Rules starting with _ are hidden from the syntax tree:

rules: {
  source_file: $ => repeat($._statement),
  
  // Hidden - won't appear in tree
  _statement: $ => choice(
    $.expression_statement,
    $.if_statement,
    $.return_statement
  ),
  
  // Visible rules
  if_statement: $ => seq('if', $.expression, $.block),
  return_statement: $ => seq('return', $.expression)
}

Hide rules that always wrap a single child to reduce tree depth and noise.

Using Fields

Named Children

Fields let you access children by name instead of index:

function_definition: $ => seq(
  'func',
  field('name', $.identifier),
  field('parameters', $.parameter_list),
  field('return_type', optional($._type)),
  field('body', $.block)
),

binary_expression: $ => prec.left(seq(
  field('left', $.expression),
  field('operator', choice('+', '-', '*', '/')),
  field('right', $.expression)
))

Benefits:

Code is more readable
Resilient to grammar changes
Self-documenting structure

Using Extras

Whitespace and Comments

Extras can appear anywhere in the language:

export default grammar({
  name: 'mylang',
  
  extras: $ => [
    /\s/,        // Whitespace
    $.comment
  ],
  
  rules: {
    comment: $ => token(choice(
      seq('//', /.*/),
      seq('/*', /[^*]*\*+([^/*][^*]*\*+)*/, '/')
    ))
  }
});

When adding complex patterns to extras, associate them with a rule instead of inlining. This dramatically reduces parser size.

extras: $ => [
  /\s/,
  $.comment  // Reference to rule
],

rules: {
  comment: $ => token(/* complex pattern */)
}

const comment = token(/* complex pattern */);

extras: $ => [
  /\s/,
  comment  // Inlined, increases parser size
]

Tree-sitter simplifies \s to [ \t\n\r] as a performance optimization.

Using Supertypes

Abstract Categories

Supertypes represent abstract categories without creating visible nodes:

export default grammar({
  name: 'javascript',
  
  supertypes: $ => [
    $._expression,
    $._statement,
    $._declaration
  ],
  
  rules: {
    _expression: $ => choice(
      $.identifier,
      $.unary_expression,
      $.binary_expression,
      $.call_expression,
      $.member_expression
    )
  }
});

Effect: _expression nodes don’t appear in the tree, but can be used in queries.

Standard Rule Names

Follow these conventions for consistency:

source_file

Root node representing an entire source file

expression

Choice between different expression types

statement

Choice between different statement types

block

Parent node for block scopes

type

Type annotations (int, char, void, etc.)

identifier

Variable/function names (often the word token)

string

String literals

comment

Comments (often in extras)

Lexical Analysis

Tree-sitter’s parsing is divided into two phases: parsing and lexing.

Conflicting Tokens

Grammars often have tokens that match the same characters. Tree-sitter resolves conflicts using:

Context-aware lexing

The lexer only tries to recognize tokens that are valid at the current position.

Lexical precedence

token(prec(N, ...)) gives explicit precedence values. Higher precedence wins.

Match length

Prefer the token matching the longest sequence of characters.

Match specificity

Prefer a String ('if') over a RegExp (/[a-z]+/) for the same match.

Rule order

Prefer the token that appears earlier in the grammar.
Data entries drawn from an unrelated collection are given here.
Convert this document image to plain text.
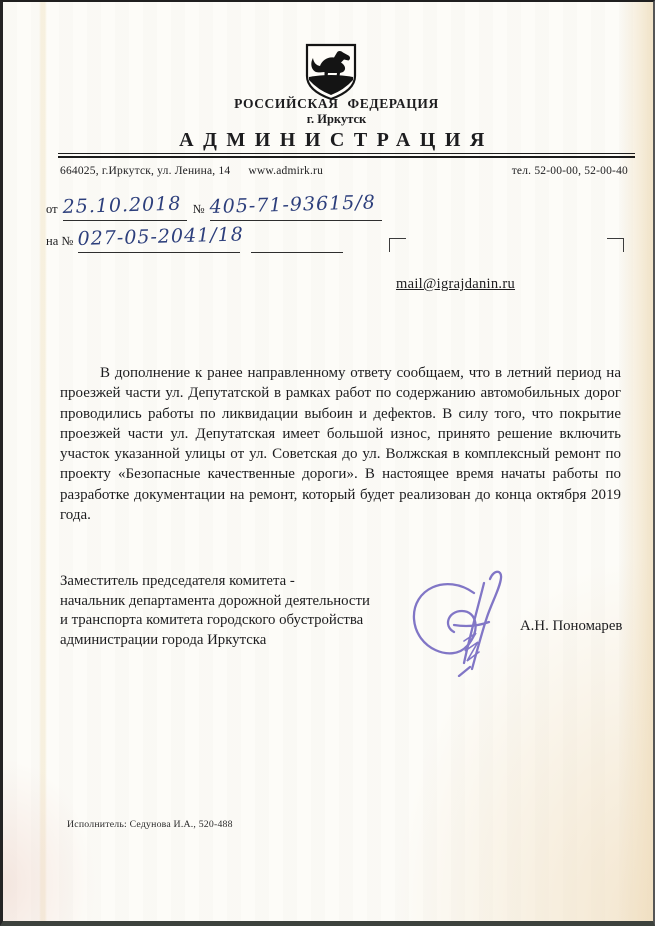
РОССИЙСКАЯ ФЕДЕРАЦИЯ
г. Иркутск
АДМИНИСТРАЦИЯ
664025, г.Иркутск, ул. Ленина, 14 www.admirk.ru	тел. 52-00-00, 52-00-40
от 25.10.2018 № 405-71-93615/8
на № 027-05-2041/18
mail@igrajdanin.ru
В дополнение к ранее направленному ответу сообщаем, что в летний период на проезжей части ул. Депутатской в рамках работ по содержанию автомобильных дорог проводились работы по ликвидации выбоин и дефектов. В силу того, что покрытие проезжей части ул. Депутатская имеет большой износ, принято решение включить участок указанной улицы от ул. Советская до ул. Волжская в комплексный ремонт по проекту «Безопасные качественные дороги». В настоящее время начаты работы по разработке документации на ремонт, который будет реализован до конца октября 2019 года.
Заместитель председателя комитета -
начальник департамента дорожной деятельности
и транспорта комитета городского обустройства
администрации города Иркутска
А.Н. Пономарев
Исполнитель: Седунова И.А., 520-488
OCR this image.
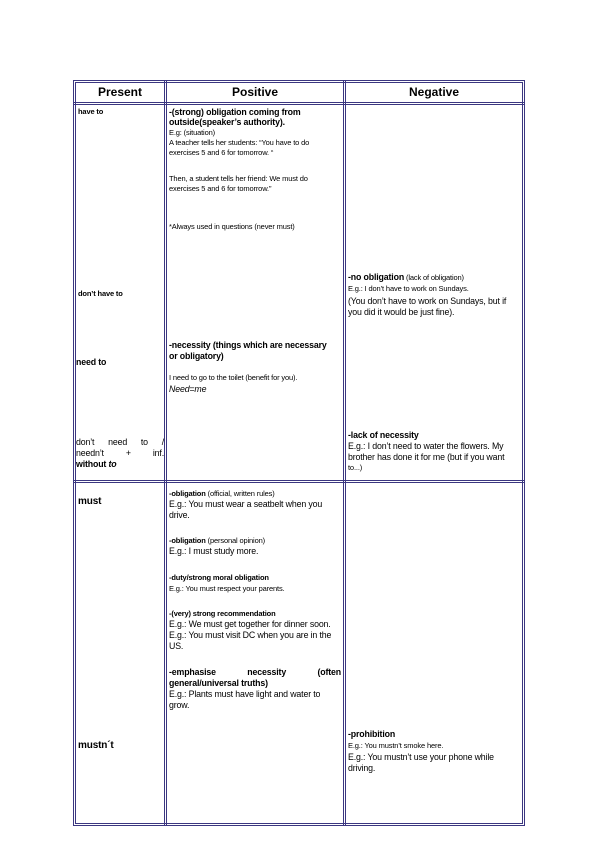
Present	Positive	Negative
have to
don’t have to
need to
don’t need to /
needn’t + inf.
without to
must
mustn´t
-(strong) obligation coming from
outside(speaker’s authority).
E.g: (situation)
A teacher tells her students: “You have to do
exercises 5 and 6 for tomorrow. “
Then, a student tells her friend: We must do
exercises 5 and 6 for tomorrow.”
*Always used in questions (never must)
-necessity (things which are necessary
or obligatory)
I need to go to the toilet (benefit for you).
Need=me
-obligation (official, written rules)
E.g.: You must wear a seatbelt when you
drive.
-obligation (personal opinion)
E.g.: I must study more.
-duty/strong moral obligation
E.g.: You must respect your parents.
-(very) strong recommendation
E.g.: We must get together for dinner soon.
E.g.: You must visit DC when you are in the
US.
-emphasise necessity (often
general/universal truths)
E.g.: Plants must have light and water to
grow.
-no obligation (lack of obligation)
E.g.: I don’t have to work on Sundays.
(You don’t have to work on Sundays, but if
you did it would be just fine).
-lack of necessity
E.g.: I don’t need to water the flowers. My
brother has done it for me (but if you want
to...)
-prohibition
E.g.: You mustn’t smoke here.
E.g.: You mustn’t use your phone while
driving.
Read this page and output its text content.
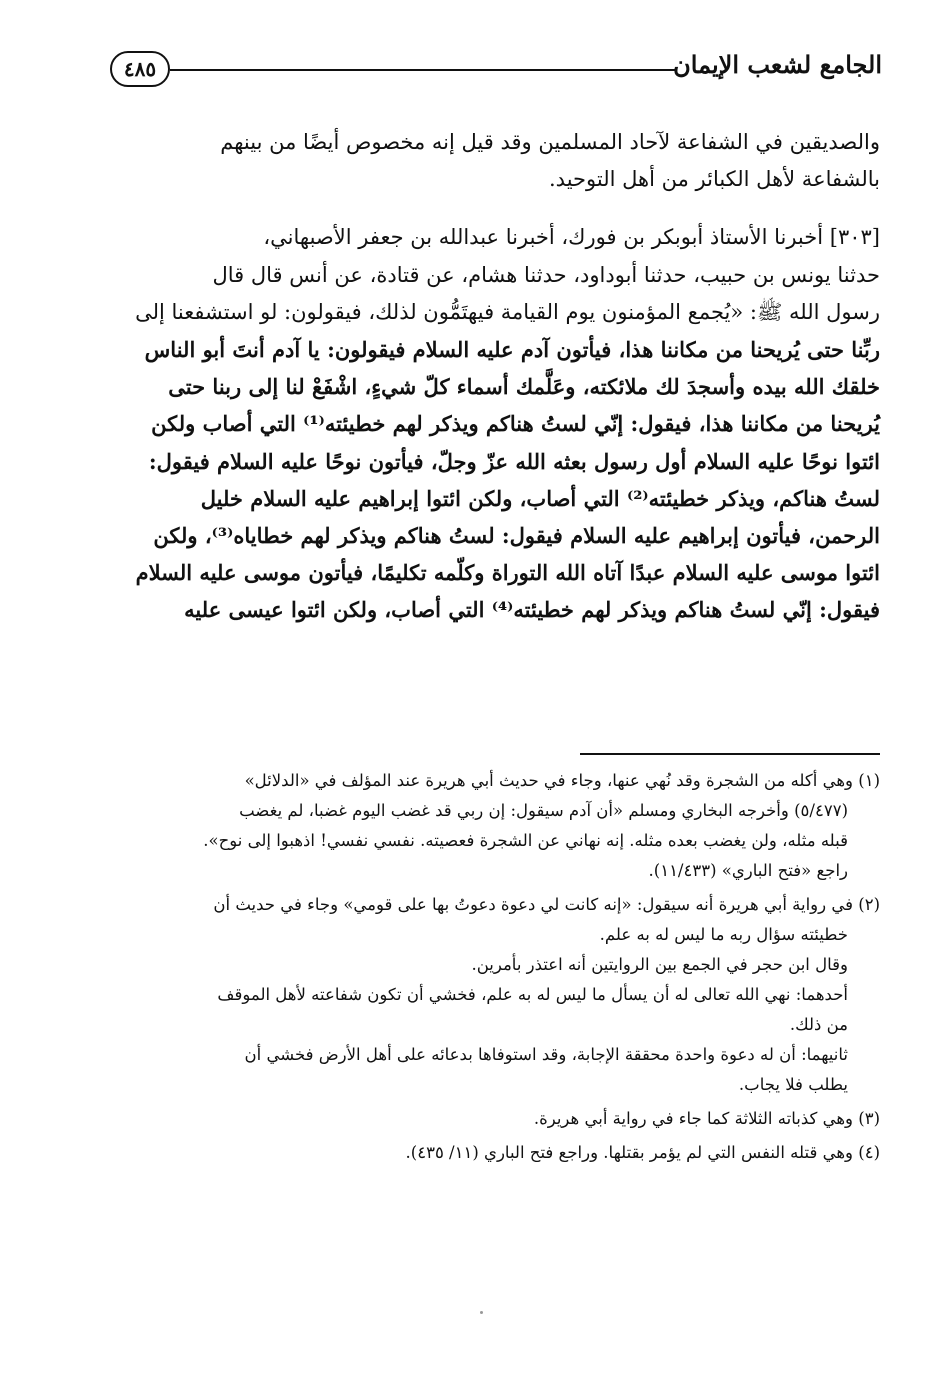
٤٨٥	الجامع لشعب الإيمان

والصديقين في الشفاعة لآحاد المسلمين وقد قيل إنه مخصوص أيضًا من بينهم

بالشفاعة لأهل الكبائر من أهل التوحيد.

[٣٠٣] أخبرنا الأستاذ أبوبكر بن فورك، أخبرنا عبدالله بن جعفر الأصبهاني،

حدثنا يونس بن حبيب، حدثنا أبوداود، حدثنا هشام، عن قتادة، عن أنس قال قال

رسول الله ﷺ: «يُجمع المؤمنون يوم القيامة فيهتَمُّون لذلك، فيقولون: لو استشفعنا إلى

ربِّنا حتى يُريحنا من مكاننا هذا، فيأتون آدم عليه السلام فيقولون: يا آدم أنتَ أبو الناس

خلقك الله بيده وأسجدَ لك ملائكته، وعَلَّمك أسماء كلّ شيءٍ، اشْفَعْ لنا إلى ربنا حتى

يُريحنا من مكاننا هذا، فيقول: إنّي لستُ هناكم ويذكر لهم خطيئته⁽¹⁾ التي أصاب ولكن

ائتوا نوحًا عليه السلام أول رسول بعثه الله عزّ وجلّ، فيأتون نوحًا عليه السلام فيقول:

لستُ هناكم، ويذكر خطيئته⁽²⁾ التي أصاب، ولكن ائتوا إبراهيم عليه السلام خليل

الرحمن، فيأتون إبراهيم عليه السلام فيقول: لستُ هناكم ويذكر لهم خطاياه⁽³⁾، ولكن

ائتوا موسى عليه السلام عبدًا آتاه الله التوراة وكلّمه تكليمًا، فيأتون موسى عليه السلام

فيقول: إنّي لستُ هناكم ويذكر لهم خطيئته⁽⁴⁾ التي أصاب، ولكن ائتوا عيسى عليه

(١) وهي أكله من الشجرة وقد نُهي عنها، وجاء في حديث أبي هريرة عند المؤلف في «الدلائل»
(٥/٤٧٧) وأخرجه البخاري ومسلم «أن آدم سيقول: إن ربي قد غضب اليوم غضبا، لم يغضب
قبله مثله، ولن يغضب بعده مثله. إنه نهاني عن الشجرة فعصيته. نفسي نفسي! اذهبوا إلى نوح».
راجع «فتح الباري» (١١/٤٣٣).
(٢) في رواية أبي هريرة أنه سيقول: «إنه كانت لي دعوة دعوتُ بها على قومي» وجاء في حديث أن
خطيئته سؤال ربه ما ليس له به علم.
وقال ابن حجر في الجمع بين الروايتين أنه اعتذر بأمرين.
أحدهما: نهي الله تعالى له أن يسأل ما ليس له به علم، فخشي أن تكون شفاعته لأهل الموقف
من ذلك.
ثانيهما: أن له دعوة واحدة محققة الإجابة، وقد استوفاها بدعائه على أهل الأرض فخشي أن
يطلب فلا يجاب.
(٣) وهي كذباته الثلاثة كما جاء في رواية أبي هريرة.
(٤) وهي قتله النفس التي لم يؤمر بقتلها. وراجع فتح الباري (١١/ ٤٣٥).
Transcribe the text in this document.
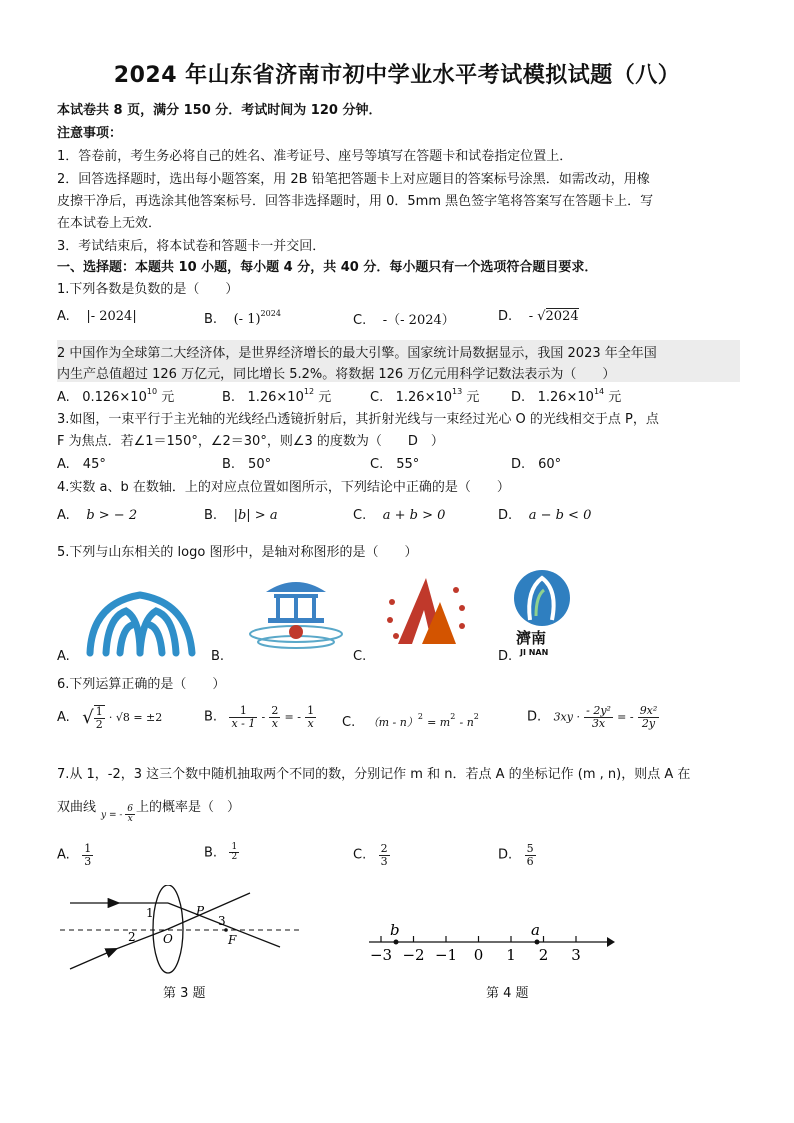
2024 年山东省济南市初中学业水平考试模拟试题（八）
本试卷共 8 页，满分 150 分．考试时间为 120 分钟．
注意事项：
1．答卷前，考生务必将自己的姓名、准考证号、座号等填写在答题卡和试卷指定位置上．
2．回答选择题时，选出每小题答案，用 2B 铅笔把答题卡上对应题目的答案标号涂黑．如需改动，用橡
皮擦干净后，再选涂其他答案标号．回答非选择题时，用 0．5mm 黑色签字笔将答案写在答题卡上．写
在本试卷上无效．
3．考试结束后，将本试卷和答题卡一并交回．
一、选择题：本题共 10 小题，每小题 4 分，共 40 分．每小题只有一个选项符合题目要求．
1.下列各数是负数的是（　　）
A. |- 2024|	B. (- 1)$^{2024}$	C. -（- 2024）	D. - √2024
2 中国作为全球第二大经济体，是世界经济增长的最大引擎。国家统计局数据显示，我国 2023 年全年国
内生产总值超过 126 万亿元，同比增长 5.2%。将数据 126 万亿元用科学记数法表示为（　　）
A. $0.126\times 10^{10}$ 元	B. $1.26\times 10^{12}$ 元	C. $1.26\times 10^{13}$ 元 D. $1.26\times 10^{14}$ 元
3.如图，一束平行于主光轴的光线经凸透镜折射后，其折射光线与一束经过光心 O 的光线相交于点 P，点
F 为焦点．若∠1＝150°，∠2＝30°，则∠3 的度数为（　　D　）
A.　45°	B.　50°	C.　55°	D.　60°
4.实数 a、b 在数轴．上的对应点位置如图所示，下列结论中正确的是（　　）
A. b > − 2	B. |b| > a	C. a + b > 0	D. a − b < 0
5.下列与山东相关的 logo 图形中，是轴对称图形的是（　　）
A.	B.	C.
濟南
JI NAN
D.
6.下列运算正确的是（　　）
A. √ $\frac{1}{2} \cdot √8 = \pm 2$	B. $\frac{1}{x - 1} - \frac{2}{x}$ = - $\frac{1}{x} C$. $(m - n)^2 = m^2 - n^2$	D. $3xy \cdot \frac{\text{- 2y²}}{3x}$ = - $\frac{\text{9x²}}{2y}$
7.从 1，-2，3 这三个数中随机抽取两个不同的数，分别记作 m 和 n．若点 A 的坐标记作 (m , n)，则点 A 在
双曲线	上的概率是（　）
y = - $\frac{6}{x}$
A. $\frac{1}{3}$	B. $\frac{1}{2}$	C. $\frac{2}{3}$	D. $\frac{5}{6}$
1
2
3
P
O	F
第 3 题
−3 −2 −1 0 1 2 3
b	a
第 4 题
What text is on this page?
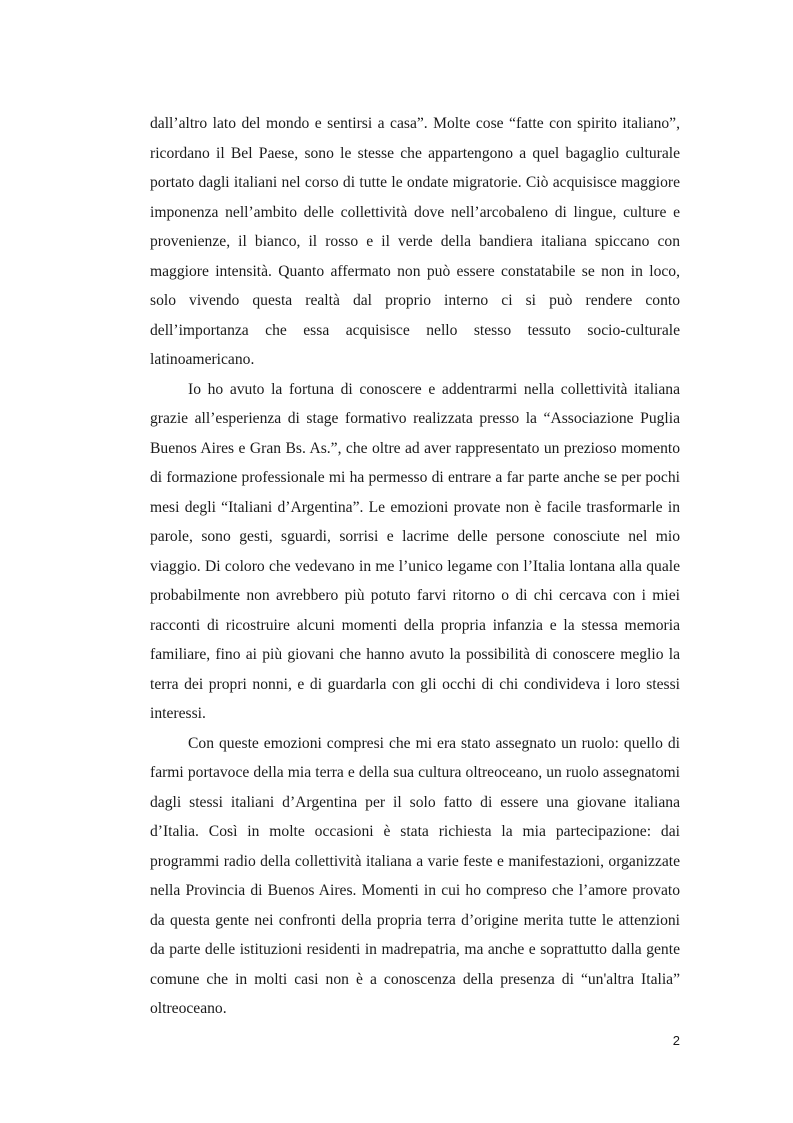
dall’altro lato del mondo e sentirsi a casa”. Molte cose “fatte con spirito italiano”, ricordano il Bel Paese, sono le stesse che appartengono a quel bagaglio culturale portato dagli italiani nel corso di tutte le ondate migratorie. Ciò acquisisce maggiore imponenza nell’ambito delle collettività dove nell’arcobaleno di lingue, culture e provenienze, il bianco, il rosso e il verde della bandiera italiana spiccano con maggiore intensità. Quanto affermato non può essere constatabile se non in loco, solo vivendo questa realtà dal proprio interno ci si può rendere conto dell’importanza che essa acquisisce nello stesso tessuto socio-culturale latinoamericano.

Io ho avuto la fortuna di conoscere e addentrarmi nella collettività italiana grazie all’esperienza di stage formativo realizzata presso la “Associazione Puglia Buenos Aires e Gran Bs. As.”, che oltre ad aver rappresentato un prezioso momento di formazione professionale mi ha permesso di entrare a far parte anche se per pochi mesi degli “Italiani d’Argentina”. Le emozioni provate non è facile trasformarle in parole, sono gesti, sguardi, sorrisi e lacrime delle persone conosciute nel mio viaggio. Di coloro che vedevano in me l’unico legame con l’Italia lontana alla quale probabilmente non avrebbero più potuto farvi ritorno o di chi cercava con i miei racconti di ricostruire alcuni momenti della propria infanzia e la stessa memoria familiare, fino ai più giovani che hanno avuto la possibilità di conoscere meglio la terra dei propri nonni, e di guardarla con gli occhi di chi condivideva i loro stessi interessi.

Con queste emozioni compresi che mi era stato assegnato un ruolo: quello di farmi portavoce della mia terra e della sua cultura oltreoceano, un ruolo assegnatomi dagli stessi italiani d’Argentina per il solo fatto di essere una giovane italiana d’Italia. Così in molte occasioni è stata richiesta la mia partecipazione: dai programmi radio della collettività italiana a varie feste e manifestazioni, organizzate nella Provincia di Buenos Aires. Momenti in cui ho compreso che l’amore provato da questa gente nei confronti della propria terra d’origine merita tutte le attenzioni da parte delle istituzioni residenti in madrepatria, ma anche e soprattutto dalla gente comune che in molti casi non è a conoscenza della presenza di “un'altra Italia” oltreoceano.

2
External scanners have priority over all these rules. See External Scanners for details.

Lexical vs Parse Precedence

Don’t confuse these two:

Parse precedence - prec(N, rule) - Which rule to use for a sequence of tokens
Lexical precedence - token(prec(N, ...)) - Which token to recognize at a position

// Choose between interpretations of token sequences
unary_expression: $ => prec(2, seq('-', $.expression))

// Prefer 'if' keyword over identifier
if_keyword: $ => token(prec(1, 'if'))

Keywords

The Word Token

Many languages have keywords (if, for, return) and a general identifier token. Without special handling, instanceofSomething would incorrectly tokenize as instanceof + Something. Specify a word token to fix this:

export default grammar({
  name: 'javascript',
  
  word: $ => $.identifier,
  
  rules: {
    identifier: $ => /[a-z_]+/,
    
    binary_expression: $ => prec.left(1, seq(
      $.expression,
      'instanceof',  // Keyword
      $.expression
    )),
    
    unary_expression: $ => prec.left(2, seq(
      'typeof',  // Keyword
      $.expression
    ))
  }
});

How It Works

Keyword extraction

Tree-sitter finds all keyword tokens that match strings also matched by the word token.

Two-step matching

When parsing, Tree-sitter first matches the word token, then checks if it’s a keyword.

Better errors

instanceofSomething correctly tokenizes as one identifier, so the parser can report better errors.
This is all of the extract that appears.